Somebody please give me a better explanation of this cartoon (via Olaf):
Because all I'm coming up with is racism and authoritarianism.
Apparently, this editorial cartoon -- which ran in the Hamilton Spectator -- was in response to the Supreme Court's ruling against the "security certificates" section of the Anti-Terrorism Act of 2001.
First of all, the obvious: the terrorists are all turban-clad bearded men, leaving us no guesswork as to whom the artist considers the biggest threat to Canadian security today. Is it too much to ask people to remember that in one of the most prominent occasions that the Canadian government has reponded to a terrorist threat, it was from white francophones? The FLQ crisis is also relevant because, yes, it shows how arbitrary the state can be when it comes through your living room. How about the fact that the last time armed Canadian soldiers were deployed domestically it was at Oka?
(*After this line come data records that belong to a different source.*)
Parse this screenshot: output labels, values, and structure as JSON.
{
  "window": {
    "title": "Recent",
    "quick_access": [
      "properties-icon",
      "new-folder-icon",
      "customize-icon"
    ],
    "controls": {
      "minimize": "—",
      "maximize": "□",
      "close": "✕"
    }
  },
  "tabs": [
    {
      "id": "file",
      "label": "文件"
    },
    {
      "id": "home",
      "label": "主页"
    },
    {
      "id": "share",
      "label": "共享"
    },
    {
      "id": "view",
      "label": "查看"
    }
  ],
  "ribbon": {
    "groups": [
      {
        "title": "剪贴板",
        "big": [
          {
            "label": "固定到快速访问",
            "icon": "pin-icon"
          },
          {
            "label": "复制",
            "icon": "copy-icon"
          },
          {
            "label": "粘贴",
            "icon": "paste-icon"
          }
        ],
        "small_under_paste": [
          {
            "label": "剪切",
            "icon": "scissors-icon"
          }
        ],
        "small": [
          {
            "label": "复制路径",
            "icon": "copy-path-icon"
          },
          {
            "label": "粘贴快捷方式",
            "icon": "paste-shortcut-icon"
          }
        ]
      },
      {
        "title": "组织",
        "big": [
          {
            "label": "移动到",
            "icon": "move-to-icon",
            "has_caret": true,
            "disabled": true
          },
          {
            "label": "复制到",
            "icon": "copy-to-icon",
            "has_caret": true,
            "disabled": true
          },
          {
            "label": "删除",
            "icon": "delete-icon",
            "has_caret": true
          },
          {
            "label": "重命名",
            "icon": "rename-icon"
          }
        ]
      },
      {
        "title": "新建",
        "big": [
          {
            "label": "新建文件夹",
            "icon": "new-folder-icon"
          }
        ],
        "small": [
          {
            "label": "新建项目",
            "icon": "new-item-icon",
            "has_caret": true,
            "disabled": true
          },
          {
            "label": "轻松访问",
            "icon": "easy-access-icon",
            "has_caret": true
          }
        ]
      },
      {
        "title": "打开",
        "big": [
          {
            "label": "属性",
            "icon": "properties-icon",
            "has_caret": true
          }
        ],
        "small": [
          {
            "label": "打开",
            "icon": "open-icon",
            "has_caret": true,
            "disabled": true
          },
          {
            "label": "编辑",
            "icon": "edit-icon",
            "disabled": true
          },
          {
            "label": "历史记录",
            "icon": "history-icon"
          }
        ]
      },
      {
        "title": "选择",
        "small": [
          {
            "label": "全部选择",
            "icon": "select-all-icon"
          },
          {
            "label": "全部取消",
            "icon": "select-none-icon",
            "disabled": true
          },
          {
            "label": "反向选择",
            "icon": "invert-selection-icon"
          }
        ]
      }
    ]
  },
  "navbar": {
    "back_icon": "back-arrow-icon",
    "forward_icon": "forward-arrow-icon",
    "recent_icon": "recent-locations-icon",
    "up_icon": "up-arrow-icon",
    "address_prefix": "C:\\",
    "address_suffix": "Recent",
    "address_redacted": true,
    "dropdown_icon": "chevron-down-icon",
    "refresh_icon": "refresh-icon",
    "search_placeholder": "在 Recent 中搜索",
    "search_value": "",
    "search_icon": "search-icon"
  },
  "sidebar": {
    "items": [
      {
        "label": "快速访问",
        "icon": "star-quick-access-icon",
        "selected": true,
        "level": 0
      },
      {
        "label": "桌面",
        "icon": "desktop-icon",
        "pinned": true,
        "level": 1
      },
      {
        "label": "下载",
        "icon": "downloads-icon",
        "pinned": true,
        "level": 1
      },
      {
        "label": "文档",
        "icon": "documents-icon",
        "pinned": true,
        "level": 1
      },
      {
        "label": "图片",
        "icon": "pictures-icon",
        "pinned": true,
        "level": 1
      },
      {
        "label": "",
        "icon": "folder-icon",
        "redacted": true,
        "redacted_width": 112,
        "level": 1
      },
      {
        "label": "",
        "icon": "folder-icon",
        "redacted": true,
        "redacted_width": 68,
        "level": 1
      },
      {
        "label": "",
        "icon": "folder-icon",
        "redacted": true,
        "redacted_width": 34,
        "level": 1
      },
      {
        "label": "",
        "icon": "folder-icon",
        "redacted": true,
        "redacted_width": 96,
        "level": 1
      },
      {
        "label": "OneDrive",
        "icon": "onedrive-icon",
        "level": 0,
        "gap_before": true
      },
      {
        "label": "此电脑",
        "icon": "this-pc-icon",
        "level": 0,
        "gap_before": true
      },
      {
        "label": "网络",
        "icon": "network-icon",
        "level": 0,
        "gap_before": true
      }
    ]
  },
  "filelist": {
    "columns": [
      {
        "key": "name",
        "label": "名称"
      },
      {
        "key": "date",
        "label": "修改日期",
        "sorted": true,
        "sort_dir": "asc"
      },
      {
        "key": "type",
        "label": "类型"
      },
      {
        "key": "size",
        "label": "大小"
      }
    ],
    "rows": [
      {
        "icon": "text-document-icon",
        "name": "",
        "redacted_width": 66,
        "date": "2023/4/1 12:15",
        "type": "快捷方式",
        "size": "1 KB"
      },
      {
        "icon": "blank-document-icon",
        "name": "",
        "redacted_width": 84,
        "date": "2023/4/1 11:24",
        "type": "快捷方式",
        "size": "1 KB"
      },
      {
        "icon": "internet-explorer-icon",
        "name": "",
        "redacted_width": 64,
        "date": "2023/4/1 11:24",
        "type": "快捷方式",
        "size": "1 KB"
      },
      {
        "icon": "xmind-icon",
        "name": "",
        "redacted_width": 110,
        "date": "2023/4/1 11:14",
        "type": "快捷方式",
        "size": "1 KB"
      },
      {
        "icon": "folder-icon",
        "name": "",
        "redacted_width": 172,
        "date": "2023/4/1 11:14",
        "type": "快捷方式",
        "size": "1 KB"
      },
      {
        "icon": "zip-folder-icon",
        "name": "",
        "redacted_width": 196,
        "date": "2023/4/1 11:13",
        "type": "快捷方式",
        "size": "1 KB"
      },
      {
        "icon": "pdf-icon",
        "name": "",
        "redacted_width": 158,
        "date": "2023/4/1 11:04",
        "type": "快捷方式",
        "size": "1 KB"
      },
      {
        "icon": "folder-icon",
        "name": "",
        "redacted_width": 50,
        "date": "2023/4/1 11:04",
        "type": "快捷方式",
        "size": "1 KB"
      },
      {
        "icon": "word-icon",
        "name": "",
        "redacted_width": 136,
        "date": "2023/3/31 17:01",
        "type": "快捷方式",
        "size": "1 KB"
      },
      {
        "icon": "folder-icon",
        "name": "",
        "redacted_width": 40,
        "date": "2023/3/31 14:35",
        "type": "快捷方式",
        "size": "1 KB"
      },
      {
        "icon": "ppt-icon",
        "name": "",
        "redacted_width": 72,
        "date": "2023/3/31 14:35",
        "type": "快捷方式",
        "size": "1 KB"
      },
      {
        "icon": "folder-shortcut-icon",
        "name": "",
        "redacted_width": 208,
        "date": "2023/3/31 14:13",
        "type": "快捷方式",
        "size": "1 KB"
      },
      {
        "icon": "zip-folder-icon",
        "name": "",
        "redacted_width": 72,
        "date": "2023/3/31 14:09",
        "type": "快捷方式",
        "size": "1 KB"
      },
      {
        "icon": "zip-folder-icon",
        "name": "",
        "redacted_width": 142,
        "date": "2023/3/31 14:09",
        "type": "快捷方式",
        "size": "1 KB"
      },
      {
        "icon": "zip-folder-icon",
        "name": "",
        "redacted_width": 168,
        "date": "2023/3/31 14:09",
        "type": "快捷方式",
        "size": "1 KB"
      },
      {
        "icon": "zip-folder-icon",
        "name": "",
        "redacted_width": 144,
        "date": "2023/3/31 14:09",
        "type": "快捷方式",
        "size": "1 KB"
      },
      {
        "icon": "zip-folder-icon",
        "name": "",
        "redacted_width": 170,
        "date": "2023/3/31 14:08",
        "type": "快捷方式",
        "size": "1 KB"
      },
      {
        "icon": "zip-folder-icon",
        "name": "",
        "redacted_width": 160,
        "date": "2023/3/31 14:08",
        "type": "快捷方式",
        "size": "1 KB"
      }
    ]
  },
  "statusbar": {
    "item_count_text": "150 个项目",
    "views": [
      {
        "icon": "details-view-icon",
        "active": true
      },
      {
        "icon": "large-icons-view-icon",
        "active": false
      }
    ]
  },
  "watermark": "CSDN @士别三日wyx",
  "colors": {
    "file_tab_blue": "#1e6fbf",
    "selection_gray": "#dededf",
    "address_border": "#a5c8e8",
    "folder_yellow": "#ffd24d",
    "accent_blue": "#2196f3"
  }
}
Now, the artist shows the terrorists being caught -- protected -- by the Charter, apparently because a cartoon of Beverly McLachlin french-kissing a bearded swarthy male was too hard to draw. But the contempt is obvious -- the Charter is protecting terrorists and putting good Canadians at risk. As if it weren't clear enough, the words "it's all fun and games" makes it clear how little the artist actually thinks about the Canadian Charter of Rights and Freedoms -- something trifling, amusing, but ultimately dangerous if taken too far.
It's difficult to interpret this cartoon in any kind of decent light. Basically, we're being told to surrender, in law, basic freedoms from arbitrary state power. Or else They Will Kill Us. One of the cornerstones of present Canadian democracy is positively dangerous. The terrorist threat is so dangerous that a basic aspect of our politics needs to be changed -- or maybe abandoned outright?
This is why Oka, or the FLQ crisis, are relevant. Yes, if Canadians are ever subject to terrorist attacks in the future, the Charter will defend the accused (assuming they make it to trial, unlike the London or 9/11 criminals.) But the two examples above show that we actually don't know who the state will end up rounding up on any given day. The War Measures Act was passed in 1914, when the biggest threat facing Canada was... Kaiser Wilhelm II. Yet it was used to intern Ukrainians in WWI, the Japanese in WWII, and against the people of Quebec in 1970.
The War Measures Act is gone, and it's replacement is now subject to the Charter. If we are truly fortunate, the Government of Canada will never repeat the old mistakes of the WMA. This is due to the simple fact that Mackay (the artists of this cartoon) wants you to forget: the Charter doesn't just protect the accused -- it protects us all.
But it's just a cartoon, right? No. Wrong, wrong, wrong. There is a long, storied, and (sometimes literally) colorful history of editorial cartoons being used to propagate paranoid, authoritarian and racist "memes" going back at least as far as the French Revolution, and perhaps further (my reading only goes so far.) Theodor Geisel (aka Dr. Seuss) got his start writing left-wing editorial cartoons in the 1930s, that occasionally veered into virulent anti-Japanese racism. (See the excellent book "Dr. Seuss goes to war.") Political cartoons are incredibly effective means of rhetoric, because they are simple yet symbolically dense. Just look at how verbose I've had to be to analyze this one. The same process happens in a few seconds of glancing at it, but it happens deep in our lizard brains. And it is clearly meant to elicit an unreasoned, irrational political response.
A few years back, right-wing bloggers took to calling themselves "South Park Republicans", which made me laugh. The whole idea of associating your ideology with an (admittedly funny) cartoon, whose sole political content usually comes from a two-minute monologue at the end of an episode full of scatological humour seemed to be an exercise in delegitimizing your own side. Cartoons are obviously not only a right-wing phenomena, but the right really did adopt South Park as a touchstone for a while.
In the broader context, this is the kind of communication that is being repeated -- propagated -- by the right. I don't think Olaf is an authoritarian/fascist/racist/Nazi for putting it up on his site. In fact, it's jarring how the cartoon he used as a pictorial headline contrasts with his otherwise reasoned and informing post beneath it.
But Olaf: Did you consider not putting it up?